The White House will be holding a Coronavirus Task Force briefing Thursday -- it's first in four months. In that time, more than 119,000 Americans have died of the coronavirus.

A White House official confirmed to NBC News that the last one took place July 8 at the Department of Education. There have been other briefings and news conferences since then that have included members of the task force.

Atlas on the outs with coronavirus task force but still pushing Trump's pandemic claims

President Donald Trump’s top medical adviser on the coronavirus pandemic, Dr. Scott Atlas, has not attended White House task force meetings in person since late September, according to two administration officials, as he continues to spread misinformation about the worsening health crisis.

The growing split came after the group’s leading medical experts — Dr. Deborah Birx and Dr. Anthony Fauci — indicated that they did not appreciate Atlas’ controversial input or contributions in the Situation Room gatherings.

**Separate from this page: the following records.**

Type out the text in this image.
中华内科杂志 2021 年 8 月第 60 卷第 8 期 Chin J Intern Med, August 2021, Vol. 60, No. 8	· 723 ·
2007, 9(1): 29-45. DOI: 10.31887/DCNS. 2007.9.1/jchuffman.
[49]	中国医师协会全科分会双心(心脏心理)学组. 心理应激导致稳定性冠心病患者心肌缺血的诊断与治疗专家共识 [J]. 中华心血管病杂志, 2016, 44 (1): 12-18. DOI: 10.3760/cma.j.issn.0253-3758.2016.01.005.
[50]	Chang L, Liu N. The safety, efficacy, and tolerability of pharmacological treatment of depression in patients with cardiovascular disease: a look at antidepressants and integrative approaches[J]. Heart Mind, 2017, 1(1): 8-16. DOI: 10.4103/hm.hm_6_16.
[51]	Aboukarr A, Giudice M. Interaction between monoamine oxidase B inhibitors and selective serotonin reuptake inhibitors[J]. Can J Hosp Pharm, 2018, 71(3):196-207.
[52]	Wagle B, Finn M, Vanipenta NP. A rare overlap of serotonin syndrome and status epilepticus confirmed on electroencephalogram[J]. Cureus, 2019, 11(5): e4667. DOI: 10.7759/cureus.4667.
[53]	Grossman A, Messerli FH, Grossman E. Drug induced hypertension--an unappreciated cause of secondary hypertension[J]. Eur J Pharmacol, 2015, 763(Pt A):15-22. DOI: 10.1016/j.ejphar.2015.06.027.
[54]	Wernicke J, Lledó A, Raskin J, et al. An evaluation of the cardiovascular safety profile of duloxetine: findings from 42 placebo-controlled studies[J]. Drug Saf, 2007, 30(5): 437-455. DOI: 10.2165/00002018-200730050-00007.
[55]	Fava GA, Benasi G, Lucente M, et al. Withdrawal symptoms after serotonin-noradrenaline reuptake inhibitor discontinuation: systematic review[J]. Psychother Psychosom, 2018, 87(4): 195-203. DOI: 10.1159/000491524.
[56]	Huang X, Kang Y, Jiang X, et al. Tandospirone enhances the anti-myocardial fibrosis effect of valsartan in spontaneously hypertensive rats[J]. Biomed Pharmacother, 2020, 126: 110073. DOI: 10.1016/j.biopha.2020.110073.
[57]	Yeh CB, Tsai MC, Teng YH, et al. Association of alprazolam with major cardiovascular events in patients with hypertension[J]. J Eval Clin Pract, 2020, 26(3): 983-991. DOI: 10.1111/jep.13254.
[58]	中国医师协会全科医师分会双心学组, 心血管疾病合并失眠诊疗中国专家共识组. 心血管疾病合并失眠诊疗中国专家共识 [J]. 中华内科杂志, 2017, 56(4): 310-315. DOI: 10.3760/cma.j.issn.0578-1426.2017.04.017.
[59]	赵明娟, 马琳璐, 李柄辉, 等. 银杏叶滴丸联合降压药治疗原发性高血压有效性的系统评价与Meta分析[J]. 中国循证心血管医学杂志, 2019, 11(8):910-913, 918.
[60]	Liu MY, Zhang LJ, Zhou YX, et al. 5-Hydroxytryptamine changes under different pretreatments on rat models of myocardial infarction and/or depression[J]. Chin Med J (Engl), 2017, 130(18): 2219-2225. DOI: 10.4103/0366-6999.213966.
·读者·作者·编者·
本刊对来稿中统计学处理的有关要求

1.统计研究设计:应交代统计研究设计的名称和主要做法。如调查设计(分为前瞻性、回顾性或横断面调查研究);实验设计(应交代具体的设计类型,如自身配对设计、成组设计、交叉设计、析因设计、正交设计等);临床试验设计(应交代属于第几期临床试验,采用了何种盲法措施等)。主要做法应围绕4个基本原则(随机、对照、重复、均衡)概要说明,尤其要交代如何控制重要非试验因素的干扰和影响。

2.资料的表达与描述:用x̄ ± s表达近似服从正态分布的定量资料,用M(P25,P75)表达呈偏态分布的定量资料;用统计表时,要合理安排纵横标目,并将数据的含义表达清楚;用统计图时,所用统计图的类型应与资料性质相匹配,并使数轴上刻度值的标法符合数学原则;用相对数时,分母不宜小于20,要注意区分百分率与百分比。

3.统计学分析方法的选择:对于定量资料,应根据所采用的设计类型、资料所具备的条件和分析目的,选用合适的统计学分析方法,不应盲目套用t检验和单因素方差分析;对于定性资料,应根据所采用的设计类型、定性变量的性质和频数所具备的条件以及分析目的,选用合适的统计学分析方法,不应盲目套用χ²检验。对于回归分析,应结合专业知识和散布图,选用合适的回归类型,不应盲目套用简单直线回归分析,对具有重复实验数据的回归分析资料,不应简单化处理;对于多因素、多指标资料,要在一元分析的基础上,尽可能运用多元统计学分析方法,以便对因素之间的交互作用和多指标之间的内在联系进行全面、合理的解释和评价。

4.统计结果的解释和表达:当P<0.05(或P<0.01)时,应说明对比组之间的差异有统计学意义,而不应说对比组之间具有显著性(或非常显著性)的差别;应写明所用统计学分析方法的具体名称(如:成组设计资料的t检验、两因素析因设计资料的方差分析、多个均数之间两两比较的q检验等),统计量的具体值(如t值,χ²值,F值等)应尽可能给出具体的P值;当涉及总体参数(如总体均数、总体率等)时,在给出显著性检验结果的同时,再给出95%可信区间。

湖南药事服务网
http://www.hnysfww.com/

“That was done in deference to Fauci and Birx because they basically said they will not work with him,” a senior administration official said about the adviser's absence at the meetings.

Click here to read the full story.

'It's not enough': Health experts say Iowa governor's new Covid order is 'weak'

Over the past few weeks, Dana Jones has grown increasingly alarmed at how Iowans are handling Covid-19, with hospitals running out of intensive care unit beds and the state surpassing a 45 percent positivity rate.

So, Jones, a nurse in Iowa City, initially felt relieved to hear Monday that Gov. Kim Reynolds would sign a proclamation that included a statewide mask mandate — but then she read it.

The proclamation only requires face coverings in public when someone is within 6 feet of other people for 15 minutes or more, and there are a number of exceptions. Bars and restaurants can stay open, but have to close by 10 p.m., and masks are not required for people exercising in gyms.

“It’s not enough,” said Jones, 39. 

Click here to read the full story.

Rhode Island gov. orders 2-week 'pause'

Rhode Island governor Gina Raimondo announced on Thursday a two-week "pause" in the state to combat rising coronavirus rates.

The pause will shutter some businesses and leave others open, and will run from November 30 to December 13, Raimondo said, according to NBC affiliate WJAR.

In-person colleges, universities, bars, recreational areas and indoor sporting and gymnasium venues are to be closed while crowding restrictions will reduce capacity at high schools, indoor dining, retail and places of worship.

Notably, K-8 in-person education and childcare remain fully open during the Ocean State's two-week pause.